The British Dental Association (BDA) has slammed moves by government to effectively return to normal working arrangements for NHS dentists in England.

The move comes with no meaningful changes to the pandemic restrictions dental teams work to and with infection rates now at an all-time high.

For the financial quarter starting April 1, 2022, dentists will face financial penalties for failure to hit 95 per cent of their pre-pandemic activity levels. Whilst NHS England’s rulebook for providing care during the pandemic – the Standard Operating Procedure - is to be dropped with immediate effect, dentists remain mandated to work to infection prevention and control guidance that limits patient volumes – including requirements to leave fallow time ‘gaps’ following some treatments, and undertake time-consuming covid screenings. The BDA is continuing to receive widespread reports of staff sickness and patient cancellations, and has warned the approach to targets will continue to drive practices out of the NHS.
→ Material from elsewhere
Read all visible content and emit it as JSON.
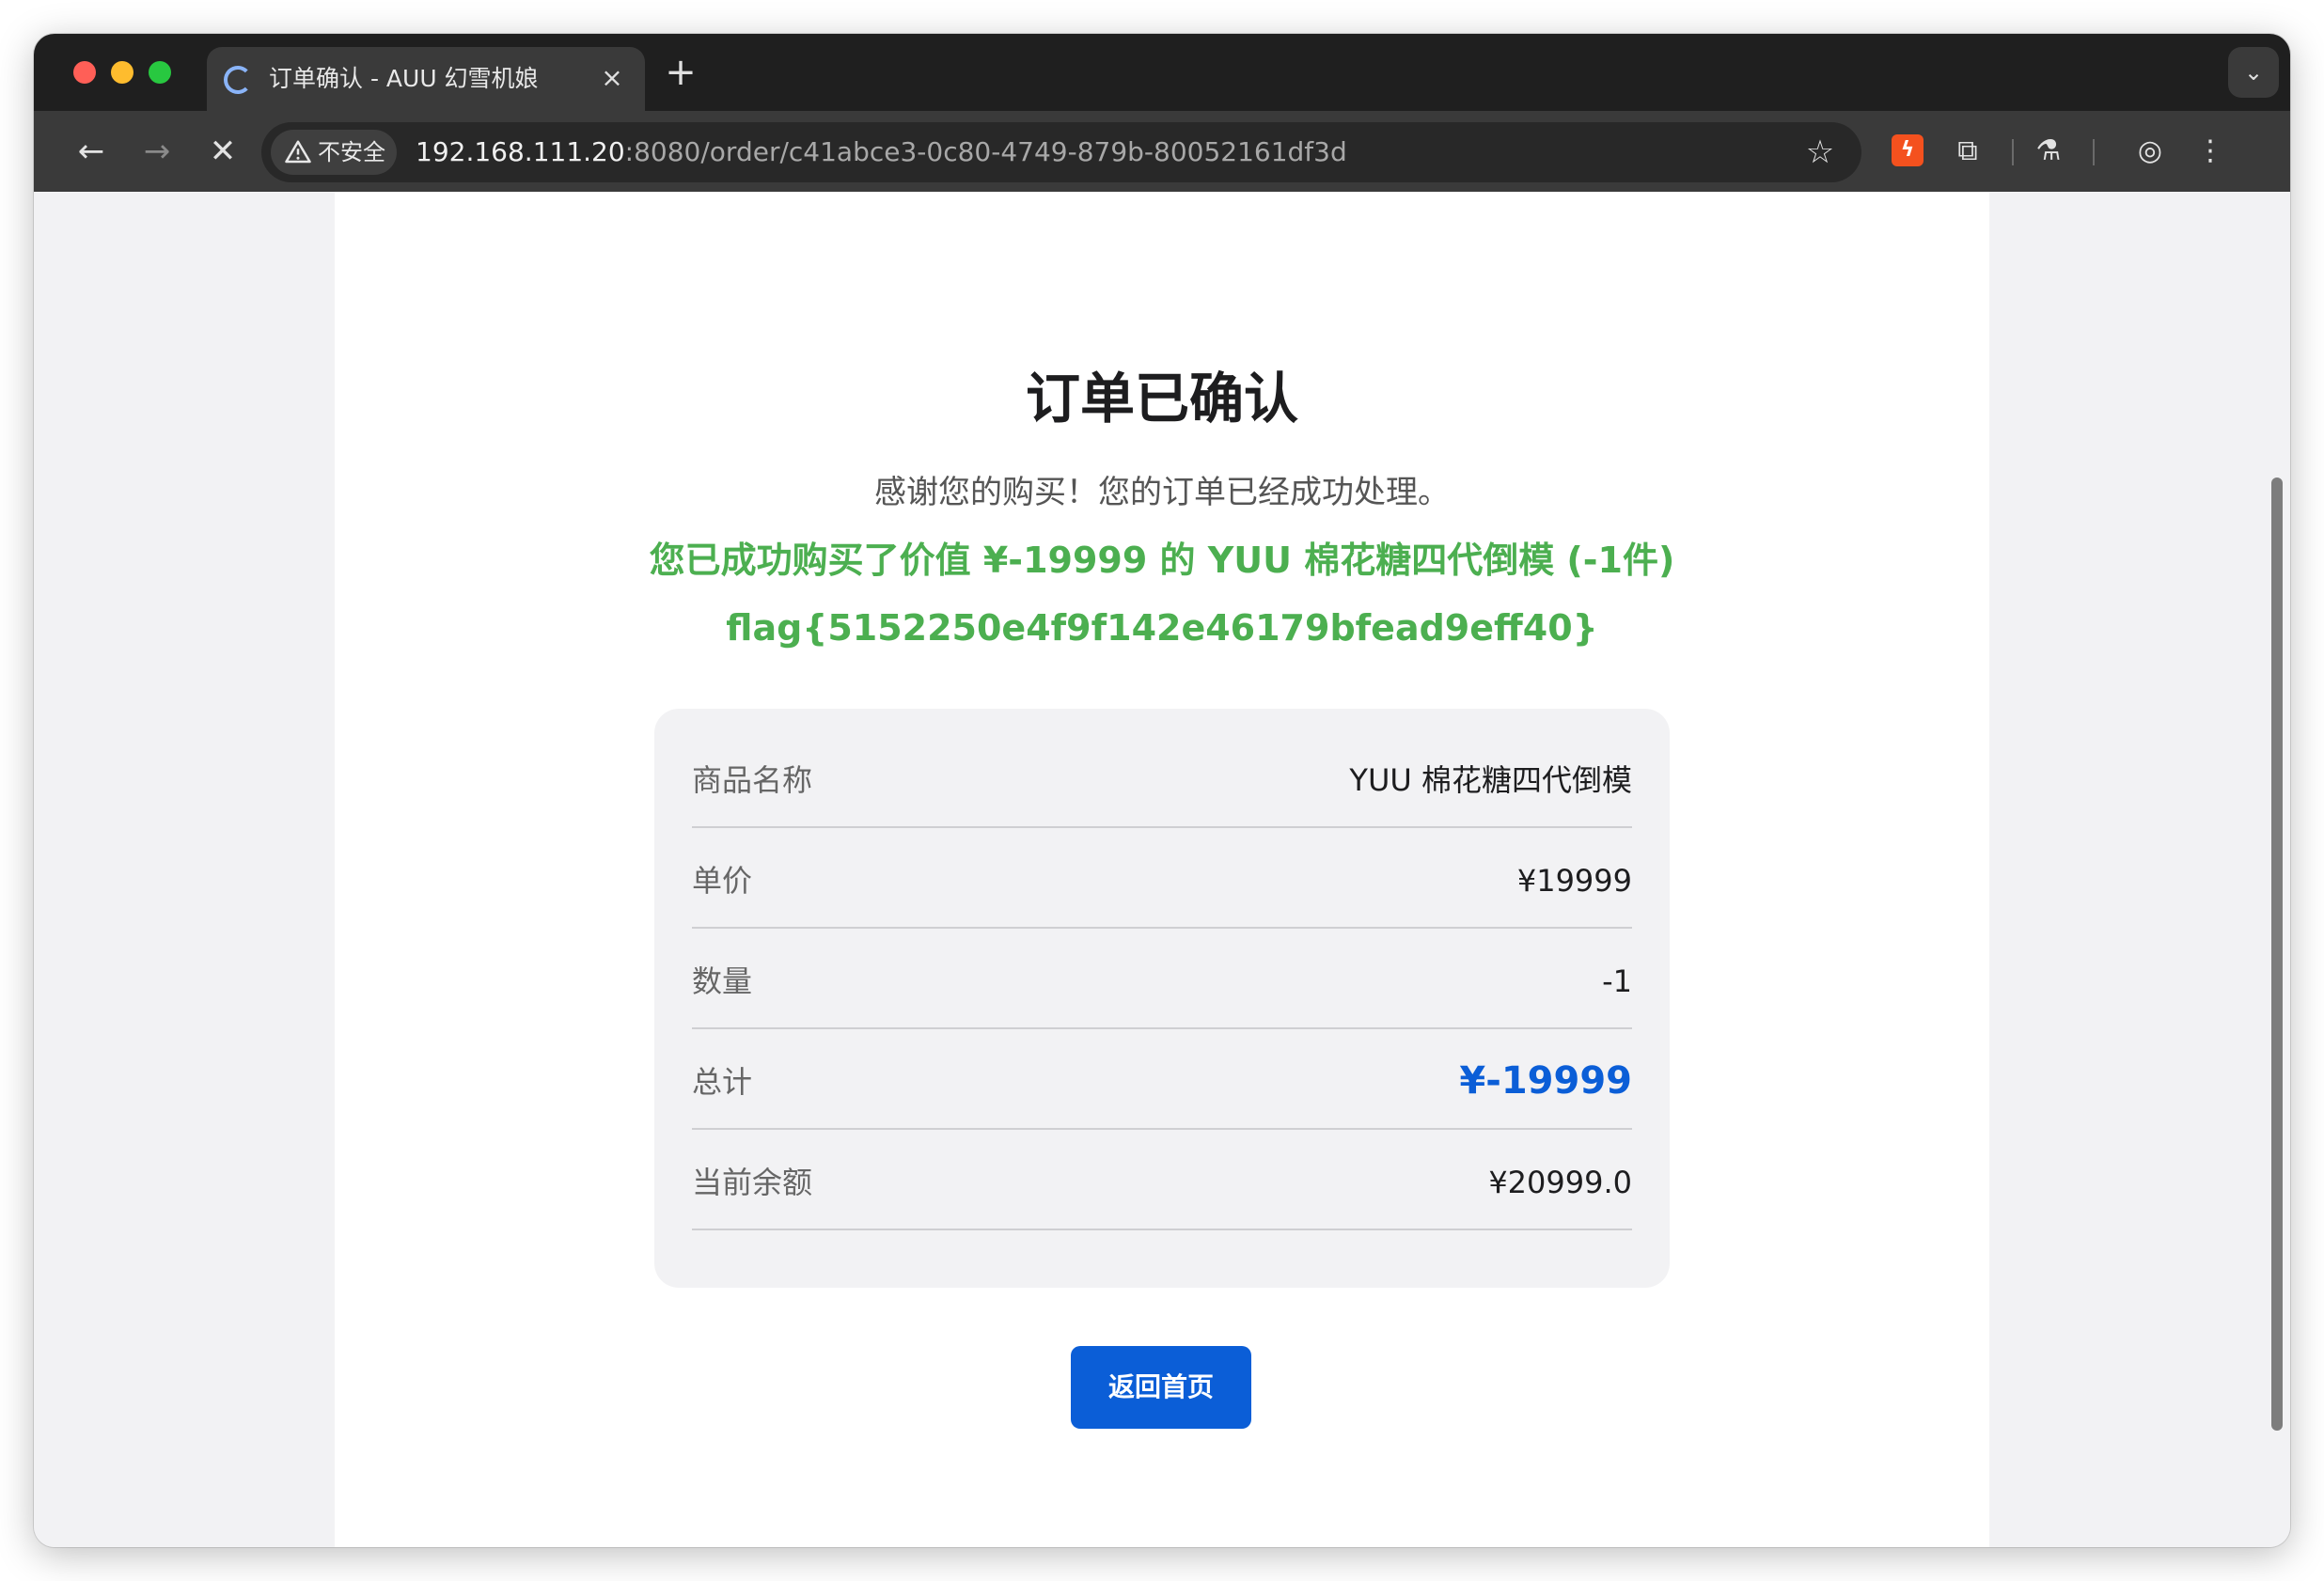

The BDA understand close to half of practices were on course to fall below the previous 85 per cent target, set on January 1, 2022, in the midst of the Omicron wave, and would therefore face significant financial penalties. Following pressure from the BDA, NHS England has now set a new minimum threshold of 75 per cent for the last quarter, easing the blow for some practices.

Over 40 million NHS appointments have been lost since lockdown – or the equivalent of more than a full year’s worth of dentistry in normal times. The BDA has stressed that no meaningful support has been put in place to help manage these backlogs. Recent pledges of £50m in time-limited funding to provide 350,000 additional appointments by April 1 are understood to have secured modest pickup, given the struggles to meet these existing contractual commitments at this unprecedented time. In the face of these pressures nearly 1,000 NHS dentists left the service in the last financial year.

From 2019/20 to 2020/21 over £0.6 billion was lost in NHS patient charge revenue as a result of lower patient throughput. Direct government contributions – which had been in long term decline - have had to reach historically high levels in order to maintain operations during the pandemic, and the BDA remains deeply concerned that pressure to ‘balance the books’ has driven decision making across government.

The BDA has said the government must now deliver on commitments of fundamental reform to halt the growing exodus from the service. A package of ‘quick wins’ pledged by NHS England to improve the discredited contractual framework remains in development.

Shawn Charlwood, chair of the BDA's General Dental Practice Committee, said, “Whilst the retrospective concession will help some, NHS dentists have effectively now been told to return to 'business as usual'.

“This service is still working to pandemic restrictions, tackling an unprecedented backlog amid staff absences and patient cancellations. This isn't 'living with covid', it’s setting practices up to fail.

“NHS dentistry is haemorrhaging talent whilst promises of reform remain unfulfilled. The government is yet to show it is ready to put the interests of patients ahead of Treasury accountants.”